‘Dear Sir or Madam, will you read my book?
It took me years to write, will you take a look?
It’s based on a novel by a man named Lear
And I need a job, so I want to be a paperback writer
— The Beatles
I’m delighted to announce that my book – A Prescription for Scandal – is now available in paperback. Basically, it’s much cheaper. Please share and, hell, you might as well buy the book. If you’re interested in a discount, follow the link here Richert_Flyer_PBK and download the coupon.
And so on and so on!
Everyone knows someone or some story that reminds us of the incredible power of the pharmaceutical industry in our everyday lives. We see the advertisements during football games and food show. We see them in Men’s Health as well as Shape and Cosmo. The ads are everywhere. And by most accounts we’re consuming more and more pills every year.
For as long as I can remember I’ve had an interest in the pharmaceutical industry. My grandfather was a physician at Royal University Hospital and my mom was anti-Big Pharma through and through. So I definitely recall plenty of stimulating discussions around the supper table. At the same time I’ve always been intrigued by our influential neighbour to the south, the United States.
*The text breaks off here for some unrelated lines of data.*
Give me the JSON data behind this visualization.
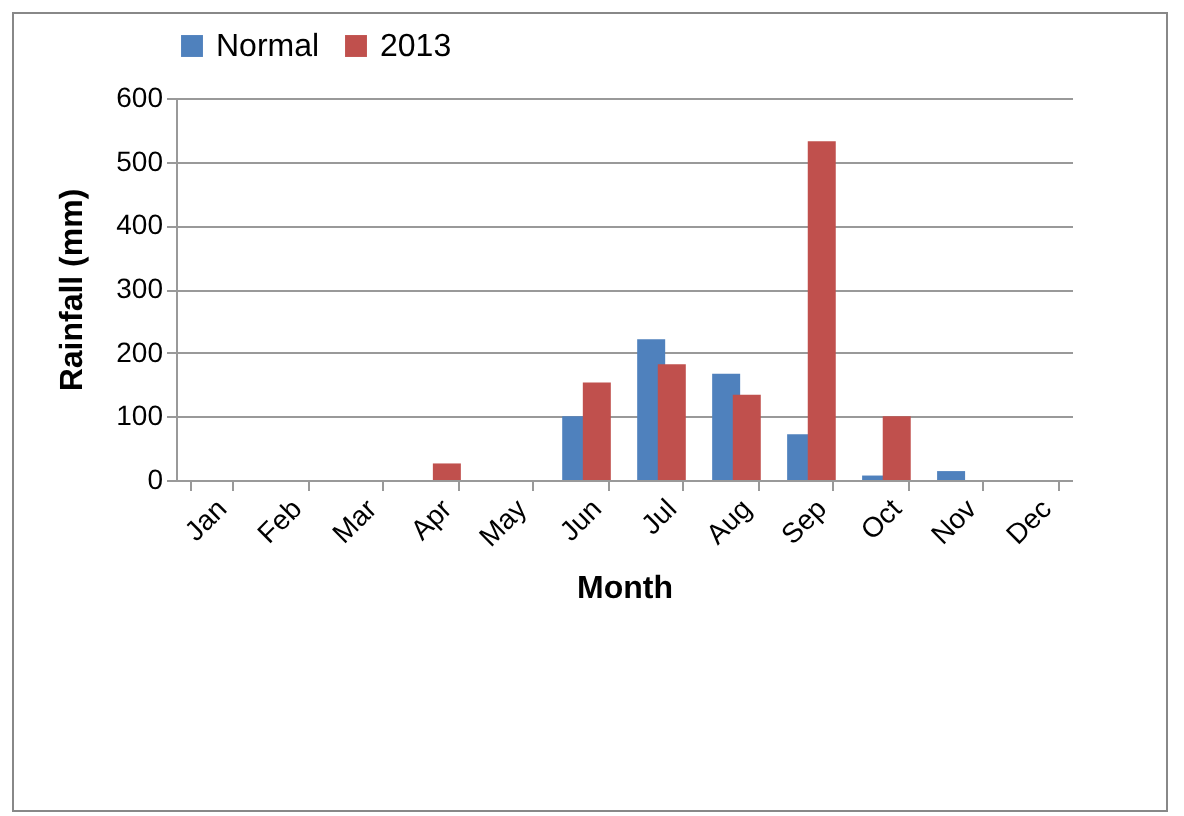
{
  "chart_data": {
    "type": "bar",
    "xlabel": "Month",
    "ylabel": "Rainfall (mm)",
    "categories": [
      "Jan",
      "Feb",
      "Mar",
      "Apr",
      "May",
      "Jun",
      "Jul",
      "Aug",
      "Sep",
      "Oct",
      "Nov",
      "Dec"
    ],
    "series": [
      {
        "name": "Normal",
        "color": "#4f81bd",
        "values": [
          0,
          0,
          0,
          0,
          0,
          100,
          221,
          167,
          72,
          7,
          14,
          0
        ]
      },
      {
        "name": "2013",
        "color": "#c0504d",
        "values": [
          0,
          0,
          0,
          26,
          0,
          153,
          182,
          134,
          532,
          100,
          0,
          0
        ]
      }
    ],
    "ylim": [
      0,
      600
    ],
    "yticks": [
      0,
      100,
      200,
      300,
      400,
      500,
      600
    ],
    "grid": "y",
    "legend": "top"
  }
}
My new book, Conservatism, Consumer Choice and the FDA during the Reagan Era: A Prescription for Scandal, tries to understand the American drug industry in the era in which I grew up, the 1980s. Ronald Reagan was President. Dynasty, Dallas, and The Dukes of Hazard were on [the] tube. And I was caught up in G.I. Joes and my next soccer practice. Little did I know then that these were watershed years for pharmaceutical companies. But they were.
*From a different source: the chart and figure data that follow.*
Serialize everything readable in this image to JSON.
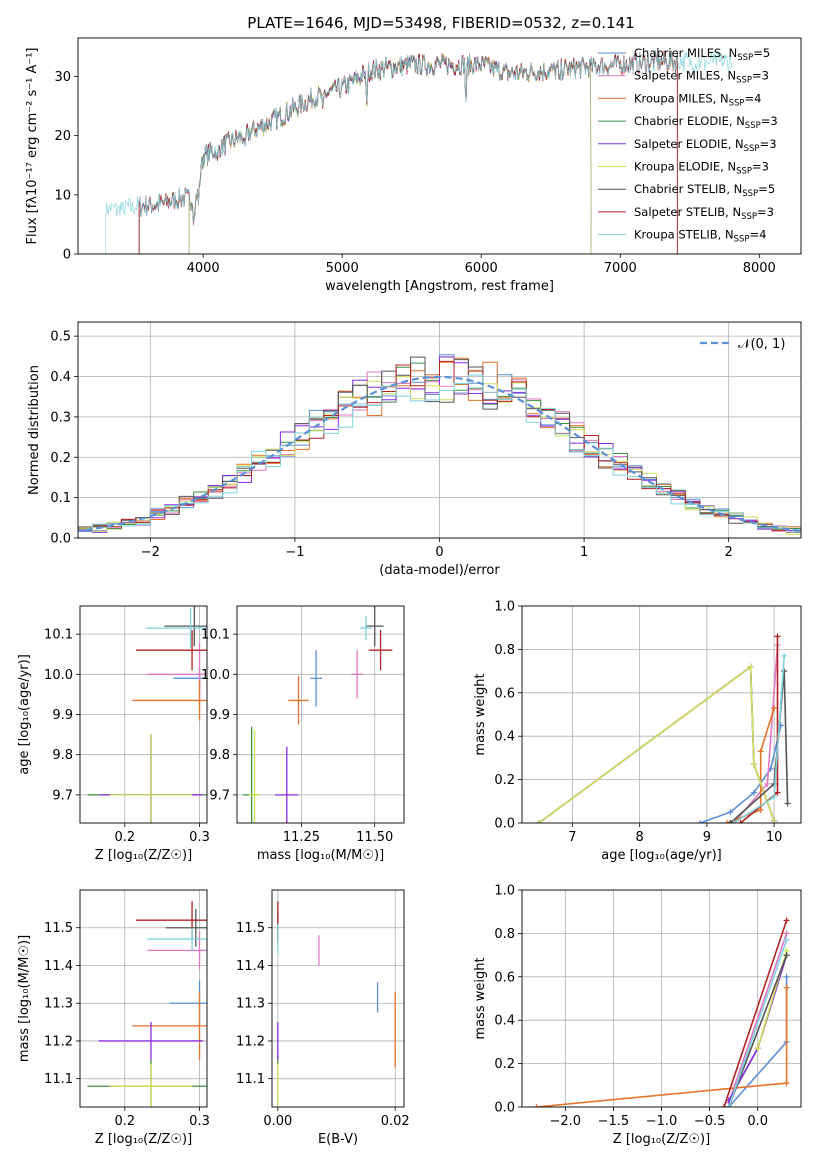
{
  "title": "PLATE=1646, MJD=53498, FIBERID=0532, z=0.141",
  "palette": {
    "Chabrier MILES": "#5b8fd6",
    "Salpeter MILES": "#e377c2",
    "Kroupa MILES": "#e6742a",
    "Chabrier ELODIE": "#3f8f3f",
    "Salpeter ELODIE": "#8a2be2",
    "Kroupa ELODIE": "#d2e05a",
    "Chabrier STELIB": "#555555",
    "Salpeter STELIB": "#b22222",
    "Kroupa STELIB": "#7fd3dd"
  },
  "legend": {
    "entries": [
      {
        "model": "Chabrier MILES",
        "nssp": "5"
      },
      {
        "model": "Salpeter MILES",
        "nssp": "3"
      },
      {
        "model": "Kroupa MILES",
        "nssp": "4"
      },
      {
        "model": "Chabrier ELODIE",
        "nssp": "3"
      },
      {
        "model": "Salpeter ELODIE",
        "nssp": "3"
      },
      {
        "model": "Kroupa ELODIE",
        "nssp": "3"
      },
      {
        "model": "Chabrier STELIB",
        "nssp": "5"
      },
      {
        "model": "Salpeter STELIB",
        "nssp": "3"
      },
      {
        "model": "Kroupa STELIB",
        "nssp": "4"
      }
    ],
    "nssp_label": "N",
    "nssp_sub": "SSP"
  },
  "chart_data": [
    {
      "id": "spectrum",
      "type": "line",
      "xlabel": "wavelength [Angstrom, rest frame]",
      "ylabel": "Flux [fλ10⁻¹⁷ erg cm⁻² s⁻¹ A⁻¹]",
      "xlim": [
        3100,
        8300
      ],
      "ylim": [
        0,
        36.5
      ],
      "xticks": [
        4000,
        5000,
        6000,
        7000,
        8000
      ],
      "yticks": [
        0,
        10,
        20,
        30
      ],
      "grid": false,
      "legend_position": "right",
      "continuum_knots": [
        [
          3300,
          7.5
        ],
        [
          3500,
          8.0
        ],
        [
          3700,
          8.5
        ],
        [
          3850,
          9.5
        ],
        [
          3950,
          9.0
        ],
        [
          4000,
          16.5
        ],
        [
          4200,
          19
        ],
        [
          4500,
          22.5
        ],
        [
          4800,
          26.5
        ],
        [
          5000,
          28
        ],
        [
          5200,
          31
        ],
        [
          5500,
          32
        ],
        [
          5800,
          32
        ],
        [
          6000,
          32
        ],
        [
          6200,
          30.5
        ],
        [
          6500,
          31
        ],
        [
          6700,
          31.5
        ],
        [
          7000,
          32
        ],
        [
          7300,
          32.5
        ],
        [
          7500,
          32.5
        ]
      ],
      "dips": [
        [
          3934,
          4
        ],
        [
          3969,
          3
        ],
        [
          4102,
          3
        ],
        [
          4300,
          4
        ],
        [
          4861,
          4
        ],
        [
          5175,
          6
        ],
        [
          5890,
          7
        ],
        [
          6563,
          3
        ]
      ],
      "model_cutoffs": [
        {
          "model": "Chabrier MILES",
          "start": 3540,
          "end": 7410
        },
        {
          "model": "Salpeter MILES",
          "start": 3540,
          "end": 7410
        },
        {
          "model": "Kroupa MILES",
          "start": 3540,
          "end": 7410
        },
        {
          "model": "Chabrier ELODIE",
          "start": 3900,
          "end": 6790
        },
        {
          "model": "Salpeter ELODIE",
          "start": 3900,
          "end": 6790
        },
        {
          "model": "Kroupa ELODIE",
          "start": 3900,
          "end": 6790
        },
        {
          "model": "Chabrier STELIB",
          "start": 3540,
          "end": 7410
        },
        {
          "model": "Salpeter STELIB",
          "start": 3540,
          "end": 7410
        },
        {
          "model": "Kroupa STELIB",
          "start": 3300,
          "end": 7800
        }
      ]
    },
    {
      "id": "residuals",
      "type": "line",
      "xlabel": "(data-model)/error",
      "ylabel": "Normed distribution",
      "xlim": [
        -2.5,
        2.5
      ],
      "ylim": [
        0,
        0.535
      ],
      "xticks": [
        -2,
        -1,
        0,
        1,
        2
      ],
      "yticks": [
        0.0,
        0.1,
        0.2,
        0.3,
        0.4,
        0.5
      ],
      "grid": true,
      "legend_position": "top-right",
      "legend_label": "𝒩(0, 1)",
      "bin_width": 0.1
    },
    {
      "id": "age-vs-Z",
      "type": "scatter",
      "xlabel": "Z [log₁₀(Z/Z☉)]",
      "ylabel": "age  [log₁₀(age/yr)]",
      "xlim": [
        0.14,
        0.31
      ],
      "ylim": [
        9.63,
        10.17
      ],
      "xticks": [
        0.2,
        0.3
      ],
      "yticks": [
        9.7,
        9.8,
        9.9,
        10.0,
        10.1
      ],
      "grid": true,
      "points": [
        {
          "model": "Chabrier MILES",
          "x": 0.3,
          "y": 9.99,
          "xerr": 0.035,
          "yerr": 0.03
        },
        {
          "model": "Salpeter MILES",
          "x": 0.3,
          "y": 10.0,
          "xerr": 0.07,
          "yerr": 0.08
        },
        {
          "model": "Kroupa MILES",
          "x": 0.3,
          "y": 9.935,
          "xerr": 0.09,
          "yerr": 0.05
        },
        {
          "model": "Chabrier ELODIE",
          "x": 0.235,
          "y": 9.7,
          "xerr": 0.085,
          "yerr": 0.15
        },
        {
          "model": "Salpeter ELODIE",
          "x": 0.235,
          "y": 9.7,
          "xerr": 0.07,
          "yerr": 0.15
        },
        {
          "model": "Kroupa ELODIE",
          "x": 0.235,
          "y": 9.7,
          "xerr": 0.055,
          "yerr": 0.15
        },
        {
          "model": "Chabrier STELIB",
          "x": 0.293,
          "y": 10.12,
          "xerr": 0.04,
          "yerr": 0.05
        },
        {
          "model": "Salpeter STELIB",
          "x": 0.29,
          "y": 10.06,
          "xerr": 0.075,
          "yerr": 0.05
        },
        {
          "model": "Kroupa STELIB",
          "x": 0.288,
          "y": 10.115,
          "xerr": 0.06,
          "yerr": 0.05
        }
      ]
    },
    {
      "id": "age-vs-mass",
      "type": "scatter",
      "xlabel": "mass [log₁₀(M/M☉)]",
      "ylabel": "",
      "xlim": [
        11.03,
        11.6
      ],
      "ylim": [
        9.63,
        10.17
      ],
      "xticks": [
        11.25,
        11.5
      ],
      "xticklabels": [
        "11.25",
        "11.50"
      ],
      "yticks": [
        9.7,
        9.8,
        9.9,
        10.0,
        10.1
      ],
      "grid": true,
      "points": [
        {
          "model": "Chabrier MILES",
          "x": 11.3,
          "y": 9.99,
          "xerr": 0.02,
          "yerr": 0.07
        },
        {
          "model": "Salpeter MILES",
          "x": 11.44,
          "y": 10.0,
          "xerr": 0.02,
          "yerr": 0.06
        },
        {
          "model": "Kroupa MILES",
          "x": 11.24,
          "y": 9.935,
          "xerr": 0.035,
          "yerr": 0.06
        },
        {
          "model": "Chabrier ELODIE",
          "x": 11.08,
          "y": 9.7,
          "xerr": 0.03,
          "yerr": 0.17
        },
        {
          "model": "Salpeter ELODIE",
          "x": 11.2,
          "y": 9.7,
          "xerr": 0.04,
          "yerr": 0.12
        },
        {
          "model": "Kroupa ELODIE",
          "x": 11.09,
          "y": 9.7,
          "xerr": 0.02,
          "yerr": 0.16
        },
        {
          "model": "Chabrier STELIB",
          "x": 11.5,
          "y": 10.12,
          "xerr": 0.03,
          "yerr": 0.05
        },
        {
          "model": "Salpeter STELIB",
          "x": 11.52,
          "y": 10.06,
          "xerr": 0.04,
          "yerr": 0.05
        },
        {
          "model": "Kroupa STELIB",
          "x": 11.47,
          "y": 10.115,
          "xerr": 0.02,
          "yerr": 0.03
        }
      ]
    },
    {
      "id": "massweight-vs-age",
      "type": "line",
      "xlabel": "age  [log₁₀(age/yr)]",
      "ylabel": "mass weight",
      "xlim": [
        6.25,
        10.4
      ],
      "ylim": [
        0,
        1.0
      ],
      "xticks": [
        7,
        8,
        9,
        10
      ],
      "yticks": [
        0.0,
        0.2,
        0.4,
        0.6,
        0.8,
        1.0
      ],
      "grid": true,
      "series": [
        {
          "model": "Chabrier MILES",
          "x": [
            8.9,
            9.35,
            9.7,
            9.95,
            10.1
          ],
          "y": [
            0.0,
            0.05,
            0.14,
            0.25,
            0.45
          ]
        },
        {
          "model": "Salpeter MILES",
          "x": [
            9.4,
            9.9,
            10.05
          ],
          "y": [
            0.0,
            0.18,
            0.82
          ]
        },
        {
          "model": "Kroupa MILES",
          "x": [
            9.3,
            9.8,
            9.8,
            10.0
          ],
          "y": [
            0.0,
            0.06,
            0.33,
            0.53
          ]
        },
        {
          "model": "Chabrier ELODIE",
          "x": [
            6.5,
            9.65,
            9.7,
            10.0
          ],
          "y": [
            0.0,
            0.72,
            0.27,
            0.01
          ]
        },
        {
          "model": "Salpeter ELODIE",
          "x": [
            6.5,
            9.65,
            9.7,
            10.0
          ],
          "y": [
            0.0,
            0.72,
            0.27,
            0.01
          ]
        },
        {
          "model": "Kroupa ELODIE",
          "x": [
            6.5,
            9.65,
            9.7,
            10.0
          ],
          "y": [
            0.0,
            0.72,
            0.27,
            0.01
          ]
        },
        {
          "model": "Chabrier STELIB",
          "x": [
            9.35,
            10.0,
            10.15,
            10.2
          ],
          "y": [
            0.0,
            0.18,
            0.7,
            0.09
          ]
        },
        {
          "model": "Salpeter STELIB",
          "x": [
            9.5,
            10.05,
            10.05
          ],
          "y": [
            0.0,
            0.14,
            0.86
          ]
        },
        {
          "model": "Kroupa STELIB",
          "x": [
            9.4,
            10.0,
            10.15
          ],
          "y": [
            0.0,
            0.12,
            0.77
          ]
        }
      ]
    },
    {
      "id": "mass-vs-Z",
      "type": "scatter",
      "xlabel": "Z [log₁₀(Z/Z☉)]",
      "ylabel": "mass [log₁₀(M/M☉)]",
      "xlim": [
        0.14,
        0.31
      ],
      "ylim": [
        11.025,
        11.6
      ],
      "xticks": [
        0.2,
        0.3
      ],
      "yticks": [
        11.1,
        11.2,
        11.3,
        11.4,
        11.5
      ],
      "grid": true,
      "points": [
        {
          "model": "Chabrier MILES",
          "x": 0.3,
          "y": 11.3,
          "xerr": 0.04,
          "yerr": 0.06
        },
        {
          "model": "Salpeter MILES",
          "x": 0.3,
          "y": 11.44,
          "xerr": 0.07,
          "yerr": 0.05
        },
        {
          "model": "Kroupa MILES",
          "x": 0.3,
          "y": 11.24,
          "xerr": 0.09,
          "yerr": 0.09
        },
        {
          "model": "Chabrier ELODIE",
          "x": 0.235,
          "y": 11.08,
          "xerr": 0.085,
          "yerr": 0.07
        },
        {
          "model": "Salpeter ELODIE",
          "x": 0.235,
          "y": 11.2,
          "xerr": 0.07,
          "yerr": 0.05
        },
        {
          "model": "Kroupa ELODIE",
          "x": 0.235,
          "y": 11.08,
          "xerr": 0.055,
          "yerr": 0.06
        },
        {
          "model": "Chabrier STELIB",
          "x": 0.295,
          "y": 11.5,
          "xerr": 0.04,
          "yerr": 0.05
        },
        {
          "model": "Salpeter STELIB",
          "x": 0.29,
          "y": 11.52,
          "xerr": 0.075,
          "yerr": 0.05
        },
        {
          "model": "Kroupa STELIB",
          "x": 0.29,
          "y": 11.47,
          "xerr": 0.06,
          "yerr": 0.03
        }
      ]
    },
    {
      "id": "mass-vs-ebv",
      "type": "scatter",
      "xlabel": "E(B-V)",
      "ylabel": "",
      "xlim": [
        -0.001,
        0.0215
      ],
      "ylim": [
        11.025,
        11.6
      ],
      "xticks": [
        0.0,
        0.02
      ],
      "xticklabels": [
        "0.00",
        "0.02"
      ],
      "yticks": [
        11.1,
        11.2,
        11.3,
        11.4,
        11.5
      ],
      "grid": true,
      "points": [
        {
          "model": "Chabrier MILES",
          "x": 0.017,
          "y": 11.315,
          "xerr": 0,
          "yerr": 0.04
        },
        {
          "model": "Salpeter MILES",
          "x": 0.007,
          "y": 11.44,
          "xerr": 0,
          "yerr": 0.04
        },
        {
          "model": "Kroupa MILES",
          "x": 0.02,
          "y": 11.23,
          "xerr": 0,
          "yerr": 0.1
        },
        {
          "model": "Chabrier ELODIE",
          "x": 0.0,
          "y": 11.1,
          "xerr": 0,
          "yerr": 0.06
        },
        {
          "model": "Salpeter ELODIE",
          "x": 0.0,
          "y": 11.2,
          "xerr": 0,
          "yerr": 0.05
        },
        {
          "model": "Kroupa ELODIE",
          "x": 0.0,
          "y": 11.08,
          "xerr": 0,
          "yerr": 0.06
        },
        {
          "model": "Chabrier STELIB",
          "x": 0.0,
          "y": 11.5,
          "xerr": 0,
          "yerr": 0.04
        },
        {
          "model": "Salpeter STELIB",
          "x": 0.0,
          "y": 11.52,
          "xerr": 0,
          "yerr": 0.05
        },
        {
          "model": "Kroupa STELIB",
          "x": 0.0,
          "y": 11.47,
          "xerr": 0,
          "yerr": 0.04
        }
      ]
    },
    {
      "id": "massweight-vs-Z",
      "type": "line",
      "xlabel": "Z [log₁₀(Z/Z☉)]",
      "ylabel": "mass weight",
      "xlim": [
        -2.45,
        0.45
      ],
      "ylim": [
        0,
        1.0
      ],
      "xticks": [
        -2.0,
        -1.5,
        -1.0,
        -0.5,
        0.0
      ],
      "yticks": [
        0.0,
        0.2,
        0.4,
        0.6,
        0.8,
        1.0
      ],
      "grid": true,
      "series": [
        {
          "model": "Chabrier MILES",
          "x": [
            -0.3,
            0.3,
            0.3
          ],
          "y": [
            0.0,
            0.3,
            0.6
          ]
        },
        {
          "model": "Salpeter MILES",
          "x": [
            -0.3,
            0.3
          ],
          "y": [
            0.02,
            0.8
          ]
        },
        {
          "model": "Kroupa MILES",
          "x": [
            -2.3,
            0.3,
            0.3
          ],
          "y": [
            0.0,
            0.11,
            0.55
          ]
        },
        {
          "model": "Chabrier ELODIE",
          "x": [
            -0.3,
            0.0,
            0.3
          ],
          "y": [
            0.03,
            0.27,
            0.7
          ]
        },
        {
          "model": "Salpeter ELODIE",
          "x": [
            -0.3,
            0.0,
            0.3
          ],
          "y": [
            0.03,
            0.27,
            0.7
          ]
        },
        {
          "model": "Kroupa ELODIE",
          "x": [
            0.0,
            0.3
          ],
          "y": [
            0.27,
            0.72
          ]
        },
        {
          "model": "Chabrier STELIB",
          "x": [
            -0.3,
            0.3
          ],
          "y": [
            0.0,
            0.7
          ]
        },
        {
          "model": "Salpeter STELIB",
          "x": [
            -0.35,
            0.3
          ],
          "y": [
            0.0,
            0.86
          ]
        },
        {
          "model": "Kroupa STELIB",
          "x": [
            -0.3,
            0.3
          ],
          "y": [
            0.0,
            0.77
          ]
        }
      ]
    }
  ]
}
In writing this book, I tell a sometimes frightening story about how the regulation of Big Pharma got twisted, turned, and pulled upside down by politicians, consumer groups, and drug industry leaders. At the centre of this tug-of-war was the Food and Drug Administration, an independent government agency that was constantly under pressure during the 1980s. The stakes were extremely high. Lives were at stake. People’s health rested in the balance.
In 2016, these things haven’t really changed. We still need to make tough choices about the role prescription and non-prescription drugs play in society. Sure, the drug industry has done important things for our health, and yet it also has too much power and influence in our lives. I hear this all the time. I’m hopeful that my book can shed some light on how we’ve gotten to this point and help us think about the future.